COVID-19 | Impacts on Food Waste

Originally posted on in May 2020.

Food supply chains are complex systems with carefully orchestrated operations spread across the world. The food we purchase locally often makes a long, closely monitored journey before reaching our supermarkets. As commendable as that sounds, today’s advanced food supply networks are not without shortcomings and are not immune to times of crisis.

On any regular day, inefficiencies along the food supply chain and improper management at the household level see 30% of all food that is produced ending up as waste.1 However, the past few weeks have been anything but ordinary.

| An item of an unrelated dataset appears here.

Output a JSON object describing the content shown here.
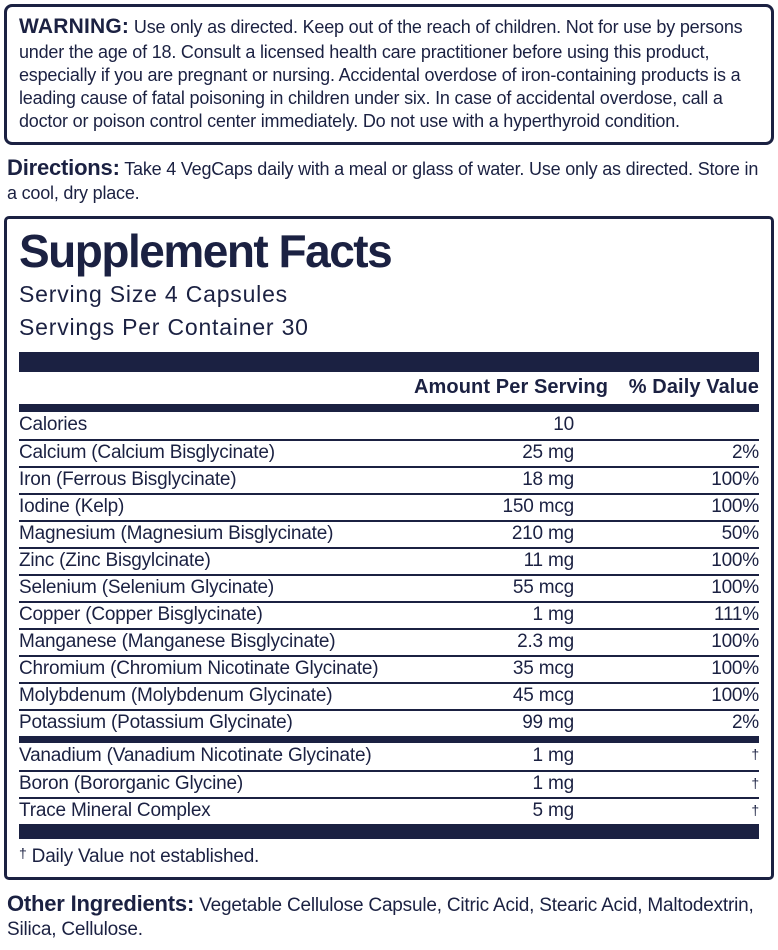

As the COVID-19 pandemic alters our everyday lives, it also impacts how our food is produced, procured and consumed.


According to a 2015 estimate, in high-income countries, around half of the total food waste comes from households.1 This makes consumers the biggest contributors to food waste. As a result of the coronavirus crisis, consumers’ food purchasing habits have changed drastically. Regular trips to the market to buy groceries have been replaced by stockpiling large quantities of shelf-stable foods.

Stockpiling might not result in waste immediately, but in the coming months, large amounts of food items stocked in our pantries might exceed their ‘use by’ dates and end up in the bin. Even when purchased in regular quantities, perishables such as bread, dairy products, vegetables, and fruits are amongst the most wasted food products.2 Purchasing these foods in excess will most likely increase their wastage as well.

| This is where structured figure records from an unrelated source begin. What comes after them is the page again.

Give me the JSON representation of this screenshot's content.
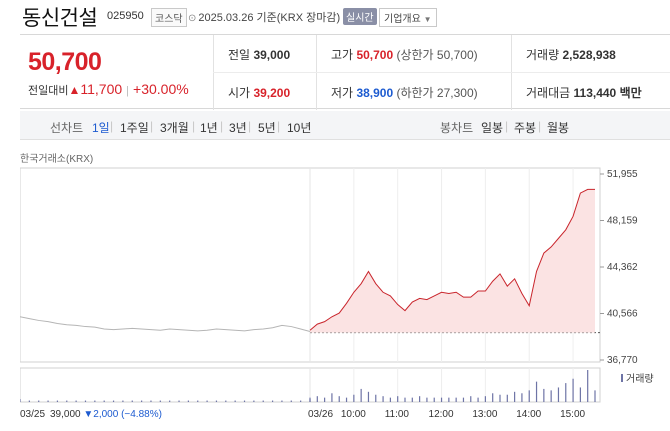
{
  "header": {
    "name": "동신건설",
    "code": "025950",
    "market": "코스닥",
    "date": "2025.03.26",
    "basis": "기준(KRX 장마감)",
    "realtime_label": "실시간",
    "company_label": "기업개요"
  },
  "summary": {
    "price": "50,700",
    "change_label": "전일대비",
    "change_value": "11,700",
    "change_rate": "+30.00%",
    "prev_label": "전일",
    "prev_value": "39,000",
    "open_label": "시가",
    "open_value": "39,200",
    "high_label": "고가",
    "high_value": "50,700",
    "upper_limit": "(상한가 50,700)",
    "low_label": "저가",
    "low_value": "38,900",
    "lower_limit": "(하한가 27,300)",
    "volume_label": "거래량",
    "volume_value": "2,528,938",
    "amount_label": "거래대금",
    "amount_value": "113,440",
    "amount_unit": "백만"
  },
  "periodbar": {
    "line_label": "선차트",
    "line_items": [
      "1일",
      "1주일",
      "3개월",
      "1년",
      "3년",
      "5년",
      "10년"
    ],
    "line_active": "1일",
    "candle_label": "봉차트",
    "candle_items": [
      "일봉",
      "주봉",
      "월봉"
    ]
  },
  "chart_source": "한국거래소(KRX)",
  "volume_legend": "거래량",
  "prev_day_info": {
    "date": "03/25",
    "price": "39,000",
    "change": "2,000",
    "rate": "(−4.88%)"
  },
  "colors": {
    "up": "#d8222a",
    "down": "#1d5bd0",
    "today_line": "#c9252c",
    "today_fill": "#fbe3e3",
    "prev_line": "#b5b5b5",
    "volume": "#6e74a6"
  },
  "chart_data": {
    "type": "line",
    "ylim": [
      36770,
      51955
    ],
    "yticks": [
      "51,955",
      "48,159",
      "44,362",
      "40,566",
      "36,770"
    ],
    "baseline": 39000,
    "day_labels": [
      "03/25",
      "03/26"
    ],
    "x_ticks": [
      "10:00",
      "11:00",
      "12:00",
      "13:00",
      "14:00",
      "15:00"
    ],
    "series": [
      {
        "day": "03/25",
        "values": [
          40300,
          40150,
          40000,
          39900,
          39750,
          39650,
          39600,
          39500,
          39450,
          39300,
          39250,
          39300,
          39350,
          39300,
          39250,
          39200,
          39300,
          39250,
          39200,
          39150,
          39200,
          39300,
          39250,
          39200,
          39150,
          39250,
          39300,
          39400,
          39600,
          39500,
          39300,
          39100
        ]
      },
      {
        "day": "03/26",
        "times": [
          "09:00",
          "09:10",
          "09:20",
          "09:30",
          "09:40",
          "09:50",
          "10:00",
          "10:10",
          "10:20",
          "10:30",
          "10:40",
          "10:50",
          "11:00",
          "11:10",
          "11:20",
          "11:30",
          "11:40",
          "11:50",
          "12:00",
          "12:10",
          "12:20",
          "12:30",
          "12:40",
          "12:50",
          "13:00",
          "13:10",
          "13:20",
          "13:30",
          "13:40",
          "13:50",
          "14:00",
          "14:10",
          "14:20",
          "14:30",
          "14:40",
          "14:50",
          "15:00",
          "15:10",
          "15:20",
          "15:30"
        ],
        "values": [
          39200,
          39700,
          39900,
          40300,
          40600,
          41400,
          42300,
          43000,
          44000,
          43000,
          42300,
          42000,
          41300,
          40800,
          41500,
          41800,
          41700,
          42000,
          42300,
          42200,
          42300,
          41900,
          41900,
          42400,
          42400,
          43200,
          43800,
          42800,
          43400,
          42200,
          41200,
          44000,
          45500,
          46000,
          46700,
          47400,
          48500,
          50400,
          50700,
          50700
        ]
      }
    ],
    "volume": {
      "03/25": [
        2,
        1,
        1,
        1,
        1,
        1,
        1,
        1,
        1,
        1,
        1,
        1,
        1,
        1,
        1,
        1,
        1,
        1,
        1,
        1,
        1,
        1,
        1,
        1,
        1,
        1,
        1,
        1,
        1,
        1,
        1,
        2
      ],
      "03/26": [
        3,
        4,
        3,
        6,
        4,
        3,
        5,
        9,
        7,
        5,
        4,
        3,
        4,
        3,
        3,
        4,
        3,
        3,
        3,
        3,
        3,
        3,
        4,
        3,
        4,
        6,
        5,
        5,
        7,
        6,
        8,
        14,
        9,
        8,
        10,
        13,
        16,
        10,
        22,
        8
      ]
    }
  }
}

Besides consumer behaviour, other changes in the food supply chain can also cause food waste. Restriction on movement and migration will affect the harvest of seasonal fresh produce. In Germany for instance, growers of white asparagus fear that their crop might go to waste this year because seasonal workers from eastern Europe are not allowed to cross the border.3 Depending on how long international borders remain closed, several other agricultural sectors that employ migrant workers might be faced with wasted produce.4

Similarly, due to catering businesses and restaurants being shut down, farmers and wholesale suppliers are stuck with sizeable quantities of fresh produce and food ingredients. Dutch potato farmers must now deal with a million tons of unsold potatoes because they can no longer be sold to catering businesses that turn them into the into fries – a popular snack in the country.5 Livestock and fishery businesses must also recalibrate their operations to match the sudden change in demand or risk wasting their products. Unlike preserved products, pivoting the course of perishable food supply chains is immensely challenging.

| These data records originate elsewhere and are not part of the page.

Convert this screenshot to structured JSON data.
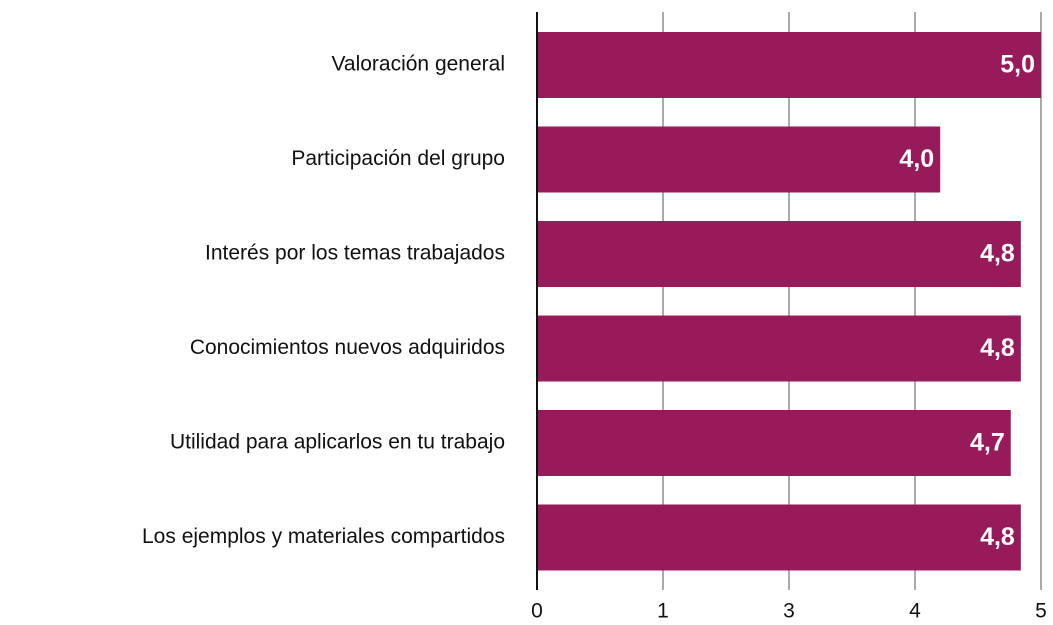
{
  "chart_data": {
    "type": "hbar",
    "categories": [
      "Valoración general",
      "Participación del grupo",
      "Interés por los temas trabajados",
      "Conocimientos nuevos adquiridos",
      "Utilidad para aplicarlos en tu trabajo",
      "Los ejemplos y materiales compartidos"
    ],
    "values": [
      5.0,
      4.0,
      4.8,
      4.8,
      4.7,
      4.8
    ],
    "value_labels": [
      "5,0",
      "4,0",
      "4,8",
      "4,8",
      "4,7",
      "4,8"
    ],
    "color": "#971a5b",
    "xlim": [
      0,
      5
    ],
    "xticks": [
      0,
      {
        "value": 1.25,
        "label": "1"
      },
      {
        "value": 2.5,
        "label": "3"
      },
      {
        "value": 3.75,
        "label": "4"
      },
      5
    ],
    "grid": true
  }
}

The situation, however, is not without a silver lining. While the scale of the current crisis is unprecedented, so is our access to information and technology. From social media users sharing ideas for utilising kitchen scraps to community-led initiatives for food redistribution, food is being treated as a valuable shared resource. Innovative interventions to ensure food security, and in turn minimise food waste, are making appearances all over the world.

Hubei, the epicentre of the outbreak in China, ended up with several thousand tons of unsold food products.6 After transportation restrictions were lifted on March 25th, a large portion of these products was saved from going to waste because people from across the country purchased them rapidly and eased Hubei’s burden. Many spontaneous initiatives have been organised in countries that are at an earlier stage of the pandemic as well.  In the Netherlands, a non-profit digital marketplace has been set up for suppliers with excess stock to sell their products directly to consumers.7 The Norwegian government is encouraging those who have lost their jobs because of the crisis to take up temporary employment in the agricultural sector and replace migrant workers this season.8 Several organisations such as Disney parks in the US and supermarkets in Belgium have donated their excess supplies to foodbanks.9,10

Adaptations such as these show us that through collective action, we are capable of rapidly bringing about systemic change. The pandemic will most likely increase food waste, but it might also leave us with new perspectives and ideas to tackle the problem. Through small actions such as purchasing only how much we can consume, or supporting local initiatives to reduce food waste, we can help improve the situation to a great extent – during the COVID-19 crisis and long after it ends.


  1. Global initiative on food waste reduction”. Food and Agriculture Organization of the United Nations. Accessed 30 April 2020.
  2. “Consumer food waste fact sheet”. Netherlands Nutrition Centre. Accessed 30 April 2020.
  3. “German asparagus season faces peril as coronavirus shuts out pickers.” Reuters. Accessed 30 April 2020.
  4. “When borders close, who will pick the crops?”. The Economist. Accessed 30 April 2020.
  5. “With no fries sold, Dutch farmers face billion kilo potato pile.” Reuters. Accessed 30 April 2020.
  6. “500,000 tons of surplus vegetables sold in Hubei thanks to joint efforts”. China Global Television Network. Accessed 30 April 2020.
  7. “Horecaleveranciers starten platform” Misset Horeca. Accessed April 2020.
  8. “Norwegian Food Body Welcomes Move To Employ Agriculture Workers”. European Supermarket Magazine. Accessed 30 April 2020.
  9. “Walt Disney World donates food after coronavirus fears close parks, hotels, stores.” Fox 35 Orlando. Accessed 30 April 2020.
  10. “Belgian supermarkets donate 460,000 meals to food banks.” The Brussels Times. Accessed 30 April 2020.